Intelligent energy management of coordinated community microgrid systems using metaheuristic optimization and deep learning
摘要
This paper presents an intelligent energy control framework for interconnected community microgrids, integrating metaheuristic optimization with deep learning for optimal dispatch in three configurations: (i) independent grid-connected microgrids, (ii) coordinated grid-connected multi-microgrid systems (MMGs), and (iii) islanded MMGs. The unified modelling approach enables consistent evaluation of operational performance, resource utilization, and cost efficiency under identical assumptions. The proposed strategy is validated through simulations in a Python-based environment using one-day operational data (96 × 15-minute intervals) for three community microgrids.

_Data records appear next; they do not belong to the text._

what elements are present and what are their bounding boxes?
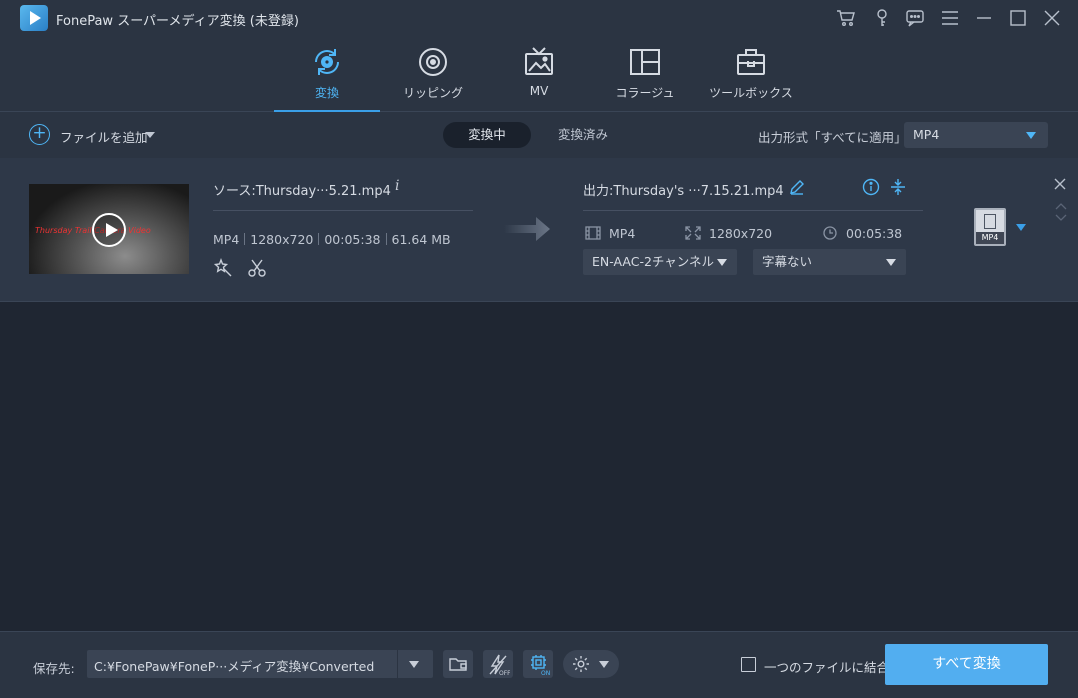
add-file-label: ファイルを追加: [60, 130, 148, 145]
tab-convert[interactable]: 変換: [274, 36, 380, 113]
source-format: MP4: [213, 232, 240, 247]
svg-text:OFF: OFF: [499, 670, 510, 676]
source-filename: ソース:Thursday···5.21.mp4: [213, 184, 391, 199]
app-logo: [20, 5, 48, 31]
toolbox-icon: [735, 46, 767, 78]
merge-label[interactable]: 一つのファイルに結合: [764, 657, 889, 676]
format-badge-label: MP4: [976, 232, 1004, 244]
source-size: 61.64 MB: [391, 232, 451, 247]
chevron-down-icon: [1026, 132, 1036, 139]
output-format: MP4: [609, 226, 636, 241]
file-item: Thursday Trail Camera Video ソース:Thursday…: [0, 158, 1078, 302]
main-nav: 変換 リッピング MV コラージュ ツールボックス: [0, 36, 1078, 113]
tab-toolbox[interactable]: ツールボックス: [698, 36, 804, 112]
minimize-icon[interactable]: [974, 8, 994, 28]
tab-label: 変換: [314, 86, 339, 100]
tab-label: ツールボックス: [709, 86, 793, 100]
menu-icon[interactable]: [940, 8, 960, 28]
film-icon: [585, 226, 601, 240]
settings-button[interactable]: [563, 650, 619, 678]
audio-track-select[interactable]: EN-AAC-2チャンネル: [583, 249, 737, 275]
info-icon[interactable]: i: [395, 178, 399, 194]
arrow-right-icon: [504, 216, 552, 242]
save-path-value: C:¥FonePaw¥FoneP···メディア変換¥Converted: [94, 659, 375, 674]
resize-icon: [685, 226, 701, 240]
chevron-down-icon: [717, 259, 727, 266]
video-thumbnail[interactable]: Thursday Trail Camera Video: [29, 184, 189, 274]
tab-label: リッピング: [402, 86, 463, 100]
chevron-down-icon[interactable]: [1016, 224, 1026, 231]
title-bar: FonePaw スーパーメディア変換 (未登録): [0, 0, 1078, 36]
app-title: FonePaw スーパーメディア変換 (未登録): [56, 14, 299, 29]
output-resolution-meta: 1280x720: [685, 226, 772, 241]
chevron-down-icon[interactable]: [145, 132, 155, 138]
compress-icon[interactable]: [889, 178, 907, 196]
remove-icon[interactable]: [1053, 176, 1067, 190]
key-icon[interactable]: [872, 8, 892, 28]
output-format-label: 出力形式「すべてに適用」:: [758, 130, 911, 145]
output-format-badge[interactable]: MP4: [974, 208, 1006, 246]
divider: [213, 210, 473, 211]
plus-icon: +: [29, 124, 50, 145]
info-circle-icon[interactable]: [862, 178, 880, 196]
output-format-meta: MP4: [585, 226, 635, 241]
disc-icon: [417, 46, 449, 78]
merge-checkbox[interactable]: [741, 657, 756, 672]
tab-converting[interactable]: 変換中: [443, 122, 531, 148]
source-meta: MP4 1280x720 00:05:38 61.64 MB: [213, 232, 451, 247]
convert-icon: [311, 46, 343, 78]
gear-icon: [573, 656, 589, 672]
chevron-down-icon: [886, 259, 896, 266]
feedback-icon[interactable]: [905, 8, 925, 28]
output-duration: 00:05:38: [846, 226, 903, 241]
magic-wand-icon[interactable]: [213, 258, 233, 278]
tab-ripping[interactable]: リッピング: [380, 36, 486, 112]
output-filename: 出力:Thursday's ···7.15.21.mp4: [583, 184, 784, 199]
cart-icon[interactable]: [836, 8, 856, 28]
chevron-down-icon[interactable]: [409, 661, 419, 668]
tab-collage[interactable]: コラージュ: [592, 36, 698, 112]
divider: [397, 650, 398, 678]
move-down-icon[interactable]: [1055, 207, 1067, 221]
lightning-off-icon: OFF: [489, 654, 510, 676]
bottom-bar: 保存先: C:¥FonePaw¥FoneP···メディア変換¥Converted…: [0, 631, 1078, 698]
tab-mv[interactable]: MV: [486, 36, 592, 112]
output-resolution: 1280x720: [709, 226, 773, 241]
folder-icon: [449, 658, 467, 671]
divider: [583, 210, 923, 211]
output-duration-meta: 00:05:38: [822, 226, 902, 241]
subtitle-value: 字幕ない: [762, 254, 813, 269]
clock-icon: [823, 226, 837, 240]
save-path-select[interactable]: C:¥FonePaw¥FoneP···メディア変換¥Converted: [87, 650, 433, 678]
film-icon: [984, 214, 996, 229]
source-resolution: 1280x720: [250, 232, 314, 247]
output-format-select[interactable]: MP4: [904, 122, 1048, 148]
scissors-icon[interactable]: [247, 258, 267, 278]
toolbar: + ファイルを追加 変換中 変換済み 出力形式「すべてに適用」: MP4: [0, 112, 1078, 158]
svg-text:ON: ON: [541, 670, 550, 676]
tv-icon: [523, 46, 555, 78]
chevron-down-icon: [599, 661, 609, 668]
move-up-icon[interactable]: [1055, 195, 1067, 210]
pencil-icon[interactable]: [789, 179, 805, 195]
audio-track-value: EN-AAC-2チャンネル: [592, 254, 715, 269]
open-folder-button[interactable]: [443, 650, 473, 678]
maximize-icon[interactable]: [1008, 8, 1028, 28]
convert-all-button[interactable]: すべて変換: [885, 644, 1048, 685]
save-location-label: 保存先:: [33, 661, 75, 676]
gpu-accel-on-button[interactable]: ON: [523, 650, 553, 678]
tab-label: MV: [529, 84, 549, 98]
collage-icon: [629, 46, 661, 78]
tab-converted[interactable]: 変換済み: [540, 122, 626, 148]
source-duration: 00:05:38: [324, 232, 381, 247]
play-icon[interactable]: [92, 213, 126, 247]
tab-label: コラージュ: [615, 86, 675, 100]
subtitle-select[interactable]: 字幕ない: [753, 249, 906, 275]
output-format-value: MP4: [913, 127, 940, 142]
hardware-accel-off-button[interactable]: OFF: [483, 650, 513, 678]
cpu-chip-icon: ON: [531, 655, 550, 676]
close-icon[interactable]: [1042, 8, 1062, 28]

Comparative results demonstrate that coordinated grid-connected operation (Case 2) achieves up to 18.77% reduction in total electricity cost compared to independent operation (Case 1), primarily due to effective inter-microgrid power exchange and optimized resource allocation. The GWO achieved the lowest electricity cost (2260.50) in coordinated grid-connected operation, outperforming ABC by 26.75% and the DL framework by 8.44%, with ANOVA and Friedman tests confirming significant performance differences. Although the islanded MMG configuration (Case 3) incurs slightly higher costs, it eliminates dependency on the main utility grid, enhancing system resilience against market volatility and supply disruptions. Operational analysis shows that coordination improves renewable energy utilization, reduces peak grid transactions, and balances battery charging/discharging patterns. In islanded mode, a combination of battery energy storage and inter-microgrid exchange ensures reliable supply–demand balance without external support, demonstrating the feasibility of self-sufficient, resilient MMG architectures. The proposed methodology offers a scalable and adaptive solution for optimizing distributed energy resources in interconnected microgrid environments, supporting both cost minimization and resilience enhancement. This work can be extended to multi-day horizons, integrate dynamic market pricing, incorporate electric vehicle charging strategies, and assess fault-tolerant performance under adverse operating conditions.